Show HN: Axe – A 12MB binary that replaces your AI framework
104 points - today at 1:49 PM
I built Axe because I got tired of every AI tool trying to be a chatbot.
Most frameworks want a long-lived session with a massive context window doing everything at once. That's expensive, slow, and fragile. Good software is small, focused, and composable... AI agents should be too.
Axe treats LLM agents like Unix programs. Each agent is a TOML config with a focused job. Such as code reviewer, log analyzer, commit message writer. You can run them from the CLI, pipe data in, get results out. You can use pipes to chain them together. Or trigger from cron, git hooks, CI.
What Axe is:
- 12MB binary, two dependencies. no framework, no Python, no Docker (unless you want it)
- Stdin piping, something like `git diff | axe run reviewer` just works
- Sub-agent delegation. Where agents call other agents via tool use, depth-limited
- Persistent memory. If you want, agents can remember across runs without you managing state
- MCP support.

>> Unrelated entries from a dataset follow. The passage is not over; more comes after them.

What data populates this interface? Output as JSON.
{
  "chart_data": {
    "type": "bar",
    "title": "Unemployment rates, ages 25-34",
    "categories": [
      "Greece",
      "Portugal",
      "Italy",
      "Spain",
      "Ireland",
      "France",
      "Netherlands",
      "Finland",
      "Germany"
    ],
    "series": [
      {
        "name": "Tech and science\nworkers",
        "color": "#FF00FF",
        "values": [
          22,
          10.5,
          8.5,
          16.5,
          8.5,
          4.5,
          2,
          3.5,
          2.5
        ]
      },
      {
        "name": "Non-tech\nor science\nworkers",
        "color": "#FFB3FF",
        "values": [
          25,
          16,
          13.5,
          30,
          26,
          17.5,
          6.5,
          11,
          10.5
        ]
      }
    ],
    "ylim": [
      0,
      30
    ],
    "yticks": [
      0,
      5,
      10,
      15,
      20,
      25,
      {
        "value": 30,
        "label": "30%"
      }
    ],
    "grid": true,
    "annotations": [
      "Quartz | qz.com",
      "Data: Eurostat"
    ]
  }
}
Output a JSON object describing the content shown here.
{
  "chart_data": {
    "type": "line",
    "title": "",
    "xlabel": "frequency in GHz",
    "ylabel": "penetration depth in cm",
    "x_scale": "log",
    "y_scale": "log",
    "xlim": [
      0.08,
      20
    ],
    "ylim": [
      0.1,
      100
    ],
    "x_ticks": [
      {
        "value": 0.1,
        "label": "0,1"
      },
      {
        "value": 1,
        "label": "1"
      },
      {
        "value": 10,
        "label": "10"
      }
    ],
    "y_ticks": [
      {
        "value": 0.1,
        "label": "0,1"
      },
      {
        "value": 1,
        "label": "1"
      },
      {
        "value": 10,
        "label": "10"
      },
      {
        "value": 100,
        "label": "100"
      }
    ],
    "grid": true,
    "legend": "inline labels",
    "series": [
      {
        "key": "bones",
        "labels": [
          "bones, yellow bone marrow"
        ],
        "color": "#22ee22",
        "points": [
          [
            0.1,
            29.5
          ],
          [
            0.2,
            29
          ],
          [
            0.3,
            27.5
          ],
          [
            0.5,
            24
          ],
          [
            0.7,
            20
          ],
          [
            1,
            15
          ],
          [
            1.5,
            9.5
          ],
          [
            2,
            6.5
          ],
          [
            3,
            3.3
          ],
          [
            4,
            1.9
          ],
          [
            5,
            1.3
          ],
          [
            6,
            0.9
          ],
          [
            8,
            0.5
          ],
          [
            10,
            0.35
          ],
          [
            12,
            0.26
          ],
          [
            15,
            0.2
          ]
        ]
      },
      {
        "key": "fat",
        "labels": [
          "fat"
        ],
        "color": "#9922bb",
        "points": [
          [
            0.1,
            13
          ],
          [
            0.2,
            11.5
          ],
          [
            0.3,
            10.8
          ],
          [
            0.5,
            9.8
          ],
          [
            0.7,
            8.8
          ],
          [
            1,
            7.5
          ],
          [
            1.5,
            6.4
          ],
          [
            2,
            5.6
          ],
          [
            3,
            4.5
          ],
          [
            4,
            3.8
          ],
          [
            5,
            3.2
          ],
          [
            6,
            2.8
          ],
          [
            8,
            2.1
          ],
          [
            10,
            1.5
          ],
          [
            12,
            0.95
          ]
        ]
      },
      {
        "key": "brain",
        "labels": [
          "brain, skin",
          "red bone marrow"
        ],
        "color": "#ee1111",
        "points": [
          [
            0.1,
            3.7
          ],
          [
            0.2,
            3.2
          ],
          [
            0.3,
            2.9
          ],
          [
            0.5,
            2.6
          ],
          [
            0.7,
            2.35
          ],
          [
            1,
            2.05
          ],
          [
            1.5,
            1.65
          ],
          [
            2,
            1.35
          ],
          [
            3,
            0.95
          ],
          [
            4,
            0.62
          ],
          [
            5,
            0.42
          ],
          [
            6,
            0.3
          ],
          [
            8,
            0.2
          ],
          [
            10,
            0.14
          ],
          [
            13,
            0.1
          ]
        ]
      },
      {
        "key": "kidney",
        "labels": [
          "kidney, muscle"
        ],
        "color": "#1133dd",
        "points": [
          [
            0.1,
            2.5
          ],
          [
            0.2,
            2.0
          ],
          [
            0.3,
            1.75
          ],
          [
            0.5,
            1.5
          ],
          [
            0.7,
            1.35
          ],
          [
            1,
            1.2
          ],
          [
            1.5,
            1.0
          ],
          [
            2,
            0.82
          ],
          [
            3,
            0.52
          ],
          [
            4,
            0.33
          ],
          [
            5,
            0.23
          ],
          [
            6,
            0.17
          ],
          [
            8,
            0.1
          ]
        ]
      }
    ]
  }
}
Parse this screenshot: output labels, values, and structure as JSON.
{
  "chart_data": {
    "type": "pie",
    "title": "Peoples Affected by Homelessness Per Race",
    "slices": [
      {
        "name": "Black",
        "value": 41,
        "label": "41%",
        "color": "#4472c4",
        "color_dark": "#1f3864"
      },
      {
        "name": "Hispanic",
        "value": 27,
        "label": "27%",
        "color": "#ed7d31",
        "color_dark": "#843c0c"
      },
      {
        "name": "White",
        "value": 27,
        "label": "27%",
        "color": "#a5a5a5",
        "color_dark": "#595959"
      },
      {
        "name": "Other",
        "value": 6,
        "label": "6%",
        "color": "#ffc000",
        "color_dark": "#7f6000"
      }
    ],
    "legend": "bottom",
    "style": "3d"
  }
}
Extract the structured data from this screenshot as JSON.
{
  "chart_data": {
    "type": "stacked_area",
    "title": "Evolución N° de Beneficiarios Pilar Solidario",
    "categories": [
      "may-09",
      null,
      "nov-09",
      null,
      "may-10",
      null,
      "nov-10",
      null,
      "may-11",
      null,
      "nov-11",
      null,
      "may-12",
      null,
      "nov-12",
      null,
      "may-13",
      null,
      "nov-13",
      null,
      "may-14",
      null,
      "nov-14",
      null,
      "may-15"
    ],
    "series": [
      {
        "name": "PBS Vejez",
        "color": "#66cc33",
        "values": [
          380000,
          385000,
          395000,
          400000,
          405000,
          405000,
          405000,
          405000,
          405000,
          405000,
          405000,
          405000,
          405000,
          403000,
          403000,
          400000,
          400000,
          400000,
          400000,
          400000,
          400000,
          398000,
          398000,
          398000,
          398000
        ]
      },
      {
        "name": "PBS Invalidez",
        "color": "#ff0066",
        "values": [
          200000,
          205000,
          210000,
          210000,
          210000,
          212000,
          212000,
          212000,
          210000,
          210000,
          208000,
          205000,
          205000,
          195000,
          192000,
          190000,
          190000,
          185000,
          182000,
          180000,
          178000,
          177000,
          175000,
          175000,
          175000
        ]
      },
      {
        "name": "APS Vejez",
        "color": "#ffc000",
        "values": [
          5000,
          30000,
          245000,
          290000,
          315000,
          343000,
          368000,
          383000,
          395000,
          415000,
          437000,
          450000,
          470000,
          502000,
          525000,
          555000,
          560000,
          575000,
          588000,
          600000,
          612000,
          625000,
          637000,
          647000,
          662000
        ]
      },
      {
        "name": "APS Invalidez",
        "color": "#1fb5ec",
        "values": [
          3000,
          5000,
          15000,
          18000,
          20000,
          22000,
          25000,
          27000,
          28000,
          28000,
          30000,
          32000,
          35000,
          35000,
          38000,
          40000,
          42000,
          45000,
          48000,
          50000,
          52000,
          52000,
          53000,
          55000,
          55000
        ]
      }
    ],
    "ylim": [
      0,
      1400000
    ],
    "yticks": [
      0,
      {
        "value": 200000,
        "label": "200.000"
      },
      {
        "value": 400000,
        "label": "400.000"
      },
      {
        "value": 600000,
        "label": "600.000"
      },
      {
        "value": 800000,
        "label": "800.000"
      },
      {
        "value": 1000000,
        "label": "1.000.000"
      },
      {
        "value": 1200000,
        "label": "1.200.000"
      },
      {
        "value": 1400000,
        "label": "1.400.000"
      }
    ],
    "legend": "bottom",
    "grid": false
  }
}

Axe can connect any MCP server to your agents
- Built-in tools. Such as web_search and url_fetch out of the box
- Multi-provider. Bring what you love to use.. Anthropic, OpenAI, Ollama, or anything in models.dev format
- Path-sandboxed file ops. Keeps agents locked to a working directory
Written in Go. No daemon, no GUI.
What would you automate first?
Comments
I have a known workflow to create an RPG character with steps, lets automate some of the boilerplate by having a succession of LLMs read my preferences about each step and apply their particular pieces of data to that step of the workflow, outputting their result to successive subdirectories, so I can pub/sub the entire process and make edits to intermediate files to tweak results as I desire.
Now that's cool!
The first question that comes to mind is: how do you think about cost control? Putting a ton in a giant context window is expensive, but unintentionally fanning out 10 agents with a slightly smaller context window is even more expensive. The answer might be "well, don't do that," and that certainly maps to the UNIX analogy, where you're given powerful and possibly destructive tools, and it's up to you to construct the workflow carefully. But I'm curious how you would approach budget when using Axe.
Aside but 12 MB is ... large ... for such a thing. For reference, an entire HTTP (including crypto, TLS) stack with LLM API calls in Zig would net you a binary ~400 KB on ReleaseSmall (statically linked).
You can implement an entire language, compiler, and a VM in another 500 KB (or less!)
I don't think 12 MB is an impressive badge here?
A Proper self-contained, self improving AI@home with the AI as the OS is my end goal, I have a nice high spec but older laptop I am currently using as a sacrificial pawn experimenting with this, but there is a big gap in my knowledge and I'm still working through GPT2 level stuff, also resources are tight when you're retired. I guess someone will get there this year the way things are going, but I'm happy to have fun until then.
I just don't see this in the readme… It is not in the Features section at least.
Anyway, i have MCP server that can post inline comments into Gitlab MR. Would like to try to hook it up to the code reviewer.
OP, what have you used this on in practice, with success?
I'm a bit skeptical of this approach, at least for building general purpose coding agents. If the agents were humans, it would be absolutely insane to assign such fine-grained responsibilities to multiple people and ask them to collaborate.
It looks like Axe works the same way: fire off a request and later look at the results.
how would you say this compares to similar tools like google’s dotprompt? https://google.github.io/dotprompt/getting-started/
One thing I’ve noticed when experimenting with agent pipelines is that the “single-purpose agent” model tends to make both cost control and reasoning easier. Each agent only gets the context it actually needs, which keeps prompts small and behavior easier to predict.
Where it gets interesting is when the pipeline starts producing artifacts instead of just text — reports, logs, generated files, etc. At that point the workflow starts looking less like a chat session and more like a series of composable steps producing intermediate outputs.
That’s where the Unix analogy feels particularly strong: small tools, small contexts, and explicit data flowing between steps.
Curious if you’ve experimented with workflows where agents produce artifacts (files, reports, etc.) rather than just returning text.
Tiny note: there's a typo in your repo description.